Daljinder Kaur, a 70-year-old female residing in India, gave birth to her first baby boy, 20 years after hitting menopause. Kaur and her husband, Mohinder Singh, aged 79, finally saw their dream of having a child materialise in the form of baby Armaan, after the couple’s third attempt at in-vitro fertilisation turned out to be successful.
Now, you may ask: What is in vitro fertilisation and how does it work?
In-vitro fertilisation (IVF) is a process whereby the eggs are removed from the female’s ovaries and made to mix with the male sperm in a laboratory. That is why the fertilisation process takes place in a glass (hence the word “in vitro”, after which the fertilized egg is then planted into the mother’s body again, for the normal9-monthh pregnancy process and the delivery to take place.

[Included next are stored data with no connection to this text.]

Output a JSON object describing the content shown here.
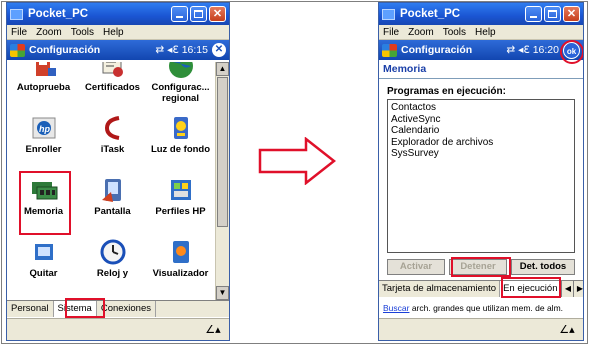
{
  "left": {
    "window_title": "Pocket_PC",
    "menu": [
      "File",
      "Zoom",
      "Tools",
      "Help"
    ],
    "nav_title": "Configuración",
    "nav_status": "⇄ ◂ℇ 16:15",
    "icons": [
      {
        "label": "Autoprueba",
        "icon": "self-test-icon"
      },
      {
        "label": "Certificados",
        "icon": "certificates-icon"
      },
      {
        "label": "Configurac... regional",
        "icon": "globe-icon"
      },
      {
        "label": "Enroller",
        "icon": "hp-enroller-icon"
      },
      {
        "label": "iTask",
        "icon": "itask-icon"
      },
      {
        "label": "Luz de fondo",
        "icon": "backlight-icon"
      },
      {
        "label": "Memoria",
        "icon": "memory-chip-icon"
      },
      {
        "label": "Pantalla",
        "icon": "screen-icon"
      },
      {
        "label": "Perfiles HP",
        "icon": "hp-profiles-icon"
      },
      {
        "label": "Quitar",
        "icon": "remove-programs-icon"
      },
      {
        "label": "Reloj y",
        "icon": "clock-icon"
      },
      {
        "label": "Visualizador",
        "icon": "viewer-icon"
      }
    ],
    "tabs": [
      "Personal",
      "Sistema",
      "Conexiones"
    ],
    "sip_glyph": "∠▴"
  },
  "right": {
    "window_title": "Pocket_PC",
    "menu": [
      "File",
      "Zoom",
      "Tools",
      "Help"
    ],
    "nav_title": "Configuración",
    "nav_status": "⇄ ◂ℇ 16:20",
    "ok_label": "ok",
    "section_title": "Memoria",
    "programs_label": "Programas en ejecución:",
    "programs": [
      "Contactos",
      "ActiveSync",
      "Calendario",
      "Explorador de archivos",
      "SysSurvey"
    ],
    "buttons": {
      "activate": "Activar",
      "stop": "Detener",
      "stop_all": "Det. todos"
    },
    "tabs": [
      "Tarjeta de almacenamiento",
      "En ejecución"
    ],
    "hint_link": "Buscar",
    "hint_text": " arch. grandes que utilizan mem. de alm.",
    "sip_glyph": "∠▴"
  },
  "colors": {
    "highlight": "#e0102a",
    "titlebar": "#1a55d2",
    "link": "#1a3fd8"
  }
}
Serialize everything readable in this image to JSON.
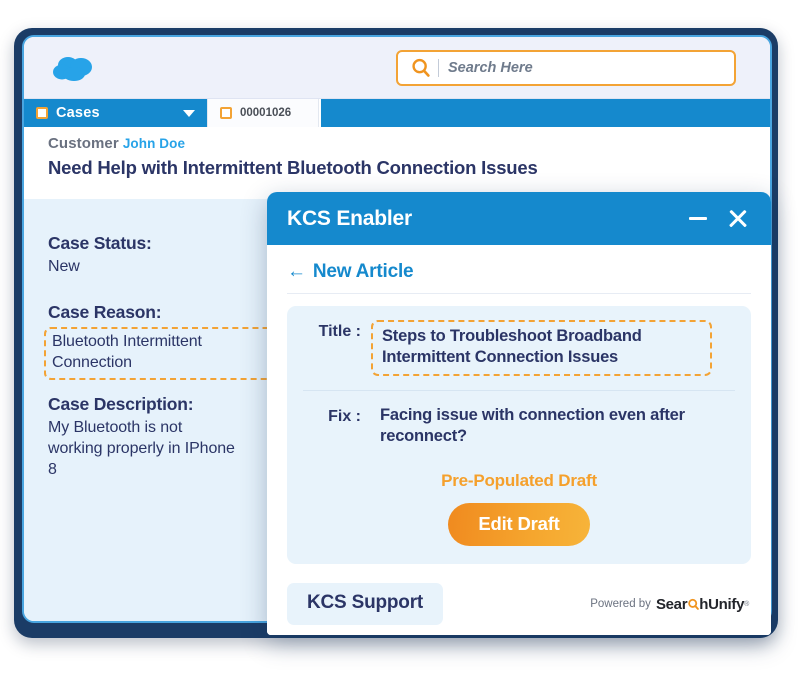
{
  "app": {
    "logo_icon": "salesforce-cloud-icon",
    "search": {
      "placeholder": "Search Here",
      "value": "",
      "icon": "search-icon"
    },
    "tabs": [
      {
        "label": "Cases",
        "icon": "case-square-icon",
        "caret": "chevron-down-icon",
        "active": true
      },
      {
        "label": "00001026",
        "icon": "case-square-icon",
        "active": false
      }
    ]
  },
  "record": {
    "customer_label": "Customer",
    "customer_name": "John Doe",
    "title": "Need Help with Intermittent Bluetooth Connection Issues",
    "fields": [
      {
        "label": "Case Status:",
        "value": "New",
        "highlighted": false
      },
      {
        "label": "Case Reason:",
        "value": "Bluetooth Intermittent Connection",
        "highlighted": true
      },
      {
        "label": "Case Description:",
        "value": "My Bluetooth is not working properly in IPhone 8",
        "highlighted": false
      }
    ]
  },
  "modal": {
    "title": "KCS Enabler",
    "minimize_icon": "minimize-icon",
    "close_icon": "close-icon",
    "back_link": "New Article",
    "back_arrow": "←",
    "article": {
      "title_label": "Title :",
      "title_value": "Steps to Troubleshoot Broadband Intermittent Connection Issues",
      "fix_label": "Fix :",
      "fix_value": "Facing issue with connection even after reconnect?",
      "prepopulated_note": "Pre-Populated Draft",
      "edit_button": "Edit Draft"
    },
    "footer": {
      "support_button": "KCS Support",
      "powered_by": "Powered by",
      "brand_part1": "Sear",
      "brand_part2": "hUnify",
      "brand_icon": "magnifier-c-icon",
      "trademark": "®"
    }
  },
  "colors": {
    "frame_navy": "#1b3c66",
    "brand_blue": "#1589cd",
    "accent_orange": "#f3a335",
    "panel_blue": "#e6f2fb",
    "text_navy": "#2b3566",
    "link_blue": "#27a3e8"
  }
}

To put it briefly, it’s the fertilisation process that takes place outside the body; with everything else remaining pretty much the same.
Kaur and Singh had been trying for a baby for a long time in their youth, but due to some blockage problem in Kaur’s fallopian tubes, they had been unable to conceive. After coming across an advertisement about a clinic that practiced IVF with older women, the couple decided to try their luck.
This is great new for couples, especially young ones, who are unable to conceive without any major infertility problem being detected. The process obviously contains many risks for couples as old as Kaur and Singh, but ideal for women who are still menstruating.
Kaur had to undergo a series of tests for the doctors to assess if her body and organs were strong enough to support and deliver a child, which is often next to impossible for women her age. Only after a complete and thorough check up did the IVF cycles begin.
Any artificially induced process, however, does not come without complications and side effects.
What are the most common risks that IVF poses?
Swollen stomach, cramps, nausea and vomiting, and headaches are among the most common symptoms experienced my females. Among the major side effects are ovarian cancer, birth defects in the babies born, and ectopian pregnancies (whereby the fetus develops outside the uterus instead of inside it).
Research into IVF and advancements into medicine have yet to probe into these problems.
Add to that the fact that IVF is extremely expensive, and a couple belonging to a lower socio-economic group cannot afford the treatment and the prescribed drugs that go along with it.
Cases the likes of Kaur, however, are nothing short of a miracle; complication and side effects free, and the baby being born with no side effects at all.
A social and ethical implication, however, is this?
With both the parents nearing 80 in a country where life expectancy is around 66 years, is it fair to bring a child into the world knowing that by the age of 5 to 10, he will have lost either or both of his parents, and will probably be left at the mercy of relatives and orphanages?